Querido Papá Noel:
Seguramente te sorprenderá esta carta, por las razones que todos conocemos y que ahora no vienen al caso. Como es la primera vez que te escribo, voy a ponerte en contexto, para que puedas actualizar tus bases de datos con cierta coherencia y no te dejes llevar por ideas preconcebidas.
Mi madre fue una exótica reina de la belleza. Famosa por sus peticiones de paz y tolerancia entre los pueblos, y esa es la herencia que me dejó. Mi padre no. Él era un alto funcionario de águilas y uniformes. Racista, clasista y homófobo. Seguro que fueron estas características de su persona las que le llevaron a desentenderse de nosotros. Por su parte solo heredé el camello: un correligionario suyo, ya jubilado, pero con mucho gancho en los barrios.
Trabajé toda la vida de temporero. Fui, y soy, autónomo relativo, eso que ahora se llama falso autónomo. Explotado sin piedad por los que yo creía mis amigos, y que resultaron ser, también, falsos compañeros. Eran, en realidad, jefes, por derecho de nacimiento. Así que siempre me tocó el turno de noche. Y los festivos.
No creas que me quejo, que sí, que lo hago; lo digo como un dato más.
Te cuento un poco mi vida para que no malinterpretes algunas de mis acciones recientes como maldades. Nunca tuve la intención de hacerles ningún daño a Rudolph y a los dos duendes. Estaba muy cansado y enfadado cuando los atropellé con la carroza el pasado Día del Orgullo. La mala leche me ofuscó y decidí vengarme, sencillamente porque envidiaba su felicidad laboral y personal. Espero que ya estén mejor. Dales un saludo de mi parte.

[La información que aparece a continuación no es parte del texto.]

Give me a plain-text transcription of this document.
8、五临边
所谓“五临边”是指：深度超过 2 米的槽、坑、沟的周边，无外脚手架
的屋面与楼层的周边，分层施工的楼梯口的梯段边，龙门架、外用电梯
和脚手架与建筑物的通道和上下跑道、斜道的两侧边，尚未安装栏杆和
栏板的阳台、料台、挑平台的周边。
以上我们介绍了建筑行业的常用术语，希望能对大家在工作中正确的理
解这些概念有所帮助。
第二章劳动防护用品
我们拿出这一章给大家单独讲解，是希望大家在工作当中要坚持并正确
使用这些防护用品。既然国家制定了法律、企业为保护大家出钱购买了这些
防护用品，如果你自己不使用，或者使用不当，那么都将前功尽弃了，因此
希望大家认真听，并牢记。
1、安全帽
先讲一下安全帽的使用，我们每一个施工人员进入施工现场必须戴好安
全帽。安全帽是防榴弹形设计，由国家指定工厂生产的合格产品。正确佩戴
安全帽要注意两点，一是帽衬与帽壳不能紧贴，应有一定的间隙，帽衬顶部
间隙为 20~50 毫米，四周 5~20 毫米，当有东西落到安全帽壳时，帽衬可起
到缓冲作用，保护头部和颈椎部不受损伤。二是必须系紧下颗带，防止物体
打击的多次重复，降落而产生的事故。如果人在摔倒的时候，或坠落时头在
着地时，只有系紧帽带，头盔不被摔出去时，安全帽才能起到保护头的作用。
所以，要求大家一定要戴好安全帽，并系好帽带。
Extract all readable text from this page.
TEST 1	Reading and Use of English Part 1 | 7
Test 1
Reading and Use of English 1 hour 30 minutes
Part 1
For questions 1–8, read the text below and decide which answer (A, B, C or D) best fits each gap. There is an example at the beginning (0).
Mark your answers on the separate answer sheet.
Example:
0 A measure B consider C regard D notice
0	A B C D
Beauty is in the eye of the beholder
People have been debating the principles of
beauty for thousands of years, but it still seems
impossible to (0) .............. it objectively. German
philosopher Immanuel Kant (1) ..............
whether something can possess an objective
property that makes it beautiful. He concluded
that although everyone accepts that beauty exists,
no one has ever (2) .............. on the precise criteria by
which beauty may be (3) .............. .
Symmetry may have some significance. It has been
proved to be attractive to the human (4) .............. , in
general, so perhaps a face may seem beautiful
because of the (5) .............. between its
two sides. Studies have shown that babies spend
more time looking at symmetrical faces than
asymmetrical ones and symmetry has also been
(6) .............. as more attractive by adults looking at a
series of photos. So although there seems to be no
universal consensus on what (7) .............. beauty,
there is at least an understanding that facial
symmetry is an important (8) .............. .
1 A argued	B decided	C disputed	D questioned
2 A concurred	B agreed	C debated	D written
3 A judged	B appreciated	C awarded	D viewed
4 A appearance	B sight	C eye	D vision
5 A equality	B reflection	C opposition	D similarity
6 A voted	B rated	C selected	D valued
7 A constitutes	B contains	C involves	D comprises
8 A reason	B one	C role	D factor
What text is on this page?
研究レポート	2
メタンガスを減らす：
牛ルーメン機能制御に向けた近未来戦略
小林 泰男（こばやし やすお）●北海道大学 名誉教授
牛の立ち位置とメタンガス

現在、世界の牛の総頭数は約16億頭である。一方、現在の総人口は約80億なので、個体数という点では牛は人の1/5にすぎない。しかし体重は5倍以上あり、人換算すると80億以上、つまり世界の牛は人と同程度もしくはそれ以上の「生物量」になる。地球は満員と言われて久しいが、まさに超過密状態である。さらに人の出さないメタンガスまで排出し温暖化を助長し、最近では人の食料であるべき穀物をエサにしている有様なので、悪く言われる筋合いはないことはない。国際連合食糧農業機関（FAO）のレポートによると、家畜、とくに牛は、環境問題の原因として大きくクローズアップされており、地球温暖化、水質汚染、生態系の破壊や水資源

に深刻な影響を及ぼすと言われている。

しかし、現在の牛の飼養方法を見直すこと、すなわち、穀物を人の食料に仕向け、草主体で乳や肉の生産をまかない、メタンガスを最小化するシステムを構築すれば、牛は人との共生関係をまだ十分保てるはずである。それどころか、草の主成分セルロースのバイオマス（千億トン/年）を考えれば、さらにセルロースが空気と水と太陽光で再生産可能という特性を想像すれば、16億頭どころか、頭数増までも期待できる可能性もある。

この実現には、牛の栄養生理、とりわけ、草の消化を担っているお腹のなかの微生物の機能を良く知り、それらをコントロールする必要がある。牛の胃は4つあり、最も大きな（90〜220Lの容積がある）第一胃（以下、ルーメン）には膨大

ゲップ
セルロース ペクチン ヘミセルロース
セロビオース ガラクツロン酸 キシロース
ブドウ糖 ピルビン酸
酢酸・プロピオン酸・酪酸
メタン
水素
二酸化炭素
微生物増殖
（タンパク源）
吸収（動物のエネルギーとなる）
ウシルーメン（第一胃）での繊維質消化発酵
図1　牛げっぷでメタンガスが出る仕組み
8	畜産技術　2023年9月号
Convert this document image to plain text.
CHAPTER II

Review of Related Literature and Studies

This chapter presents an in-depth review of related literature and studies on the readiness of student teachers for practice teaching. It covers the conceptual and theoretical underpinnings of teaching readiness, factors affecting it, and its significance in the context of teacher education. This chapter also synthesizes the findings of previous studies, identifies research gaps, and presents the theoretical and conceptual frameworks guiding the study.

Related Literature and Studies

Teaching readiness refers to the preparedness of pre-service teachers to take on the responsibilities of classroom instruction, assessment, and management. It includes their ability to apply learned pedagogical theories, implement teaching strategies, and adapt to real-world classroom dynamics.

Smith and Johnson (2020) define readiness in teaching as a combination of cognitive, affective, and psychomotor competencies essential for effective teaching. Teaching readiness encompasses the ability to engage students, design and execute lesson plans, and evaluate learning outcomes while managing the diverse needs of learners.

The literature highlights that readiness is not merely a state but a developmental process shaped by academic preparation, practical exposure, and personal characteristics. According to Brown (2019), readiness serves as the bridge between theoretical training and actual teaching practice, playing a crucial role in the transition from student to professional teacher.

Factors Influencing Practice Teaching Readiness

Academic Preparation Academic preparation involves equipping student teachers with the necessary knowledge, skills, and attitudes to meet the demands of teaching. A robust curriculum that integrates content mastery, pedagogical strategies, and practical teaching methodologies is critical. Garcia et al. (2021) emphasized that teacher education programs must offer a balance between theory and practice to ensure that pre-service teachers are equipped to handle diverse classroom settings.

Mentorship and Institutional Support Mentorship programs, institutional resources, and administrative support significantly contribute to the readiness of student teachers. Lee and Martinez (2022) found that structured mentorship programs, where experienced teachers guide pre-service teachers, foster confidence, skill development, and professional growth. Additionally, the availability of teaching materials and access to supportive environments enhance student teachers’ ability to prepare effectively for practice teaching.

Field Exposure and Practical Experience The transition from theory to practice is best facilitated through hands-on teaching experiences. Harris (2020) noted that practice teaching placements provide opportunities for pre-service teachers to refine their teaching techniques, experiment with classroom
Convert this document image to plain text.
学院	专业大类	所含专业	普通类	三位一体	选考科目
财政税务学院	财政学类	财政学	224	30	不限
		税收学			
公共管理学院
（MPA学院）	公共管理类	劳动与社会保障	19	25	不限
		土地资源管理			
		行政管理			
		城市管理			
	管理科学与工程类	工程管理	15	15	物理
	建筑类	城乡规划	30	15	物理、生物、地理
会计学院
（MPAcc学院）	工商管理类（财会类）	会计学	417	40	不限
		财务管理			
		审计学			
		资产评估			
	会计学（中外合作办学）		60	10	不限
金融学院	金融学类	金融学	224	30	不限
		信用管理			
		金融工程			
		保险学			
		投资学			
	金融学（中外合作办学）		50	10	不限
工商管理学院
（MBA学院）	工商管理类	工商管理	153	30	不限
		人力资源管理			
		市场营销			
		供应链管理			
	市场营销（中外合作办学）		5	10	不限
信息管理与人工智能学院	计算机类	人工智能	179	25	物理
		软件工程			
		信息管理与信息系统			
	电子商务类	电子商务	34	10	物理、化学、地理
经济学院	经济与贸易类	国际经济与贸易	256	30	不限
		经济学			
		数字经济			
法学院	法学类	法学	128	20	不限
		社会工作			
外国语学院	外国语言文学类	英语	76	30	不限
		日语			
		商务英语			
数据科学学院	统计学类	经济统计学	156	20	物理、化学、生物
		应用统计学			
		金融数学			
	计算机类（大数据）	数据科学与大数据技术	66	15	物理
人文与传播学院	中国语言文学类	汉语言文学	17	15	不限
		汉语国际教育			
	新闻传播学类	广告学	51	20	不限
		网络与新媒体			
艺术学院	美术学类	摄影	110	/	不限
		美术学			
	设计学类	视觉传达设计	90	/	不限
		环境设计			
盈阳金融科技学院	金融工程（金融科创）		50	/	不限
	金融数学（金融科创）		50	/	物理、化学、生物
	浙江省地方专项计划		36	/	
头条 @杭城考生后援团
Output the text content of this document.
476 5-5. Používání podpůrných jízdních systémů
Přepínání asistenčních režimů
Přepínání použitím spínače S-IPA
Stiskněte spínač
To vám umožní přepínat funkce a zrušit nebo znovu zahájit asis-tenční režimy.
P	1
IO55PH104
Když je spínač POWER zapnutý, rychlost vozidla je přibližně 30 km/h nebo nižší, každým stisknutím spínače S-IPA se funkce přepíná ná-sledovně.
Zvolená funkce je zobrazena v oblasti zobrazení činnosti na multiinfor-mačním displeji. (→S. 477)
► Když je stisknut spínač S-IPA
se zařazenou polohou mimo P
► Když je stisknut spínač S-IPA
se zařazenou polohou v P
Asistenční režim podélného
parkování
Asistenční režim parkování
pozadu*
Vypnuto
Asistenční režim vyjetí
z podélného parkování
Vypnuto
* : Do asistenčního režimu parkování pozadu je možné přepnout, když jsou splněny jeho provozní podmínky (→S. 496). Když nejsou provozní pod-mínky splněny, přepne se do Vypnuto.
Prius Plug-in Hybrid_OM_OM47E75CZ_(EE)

Sin embargo, obviando ese pequeño incidente, en general, me he portado bien todo el año y, por lo tanto, me creo con derecho a solicitar mi regalo. Más que un regalo, diría que es un favor.
La cosa es que aquel camélido que supuso el único legado paterno, falleció recientemente. Sí, fue el detonante que me llevó al estado de desequilibrio mental que provocó el asuntillo con tus empleados. Reitérales mis disculpas una vez más. Bien, como te decía, esta situación sobrevenida ya en el ocaso de mis días, agrava el terrible padecimiento reumático que el frío y las nefastas condiciones en el trabajo, esculpieron en mis huesos. He intentado, por activa y por pasiva, ser atendido por las vías más tradicionales, y legales, pero la Mutua insiste en declarar mi dolencia como enfermedad común. Ya sabes cómo se las gastan. Y en el centro de salud, la pobrecilla y saturadísima médica de familia que me tocó en suerte, me ha dado cita con el especialista para dentro de tres años. Ya no aguanto más. De verdad que no.
Con todo, solo te pido una cosa, por piedad, consígueme un camello. Uno bueno, de confianza.
Sin otro particular, y esperando prontas noticias, recibe un cordial saludo.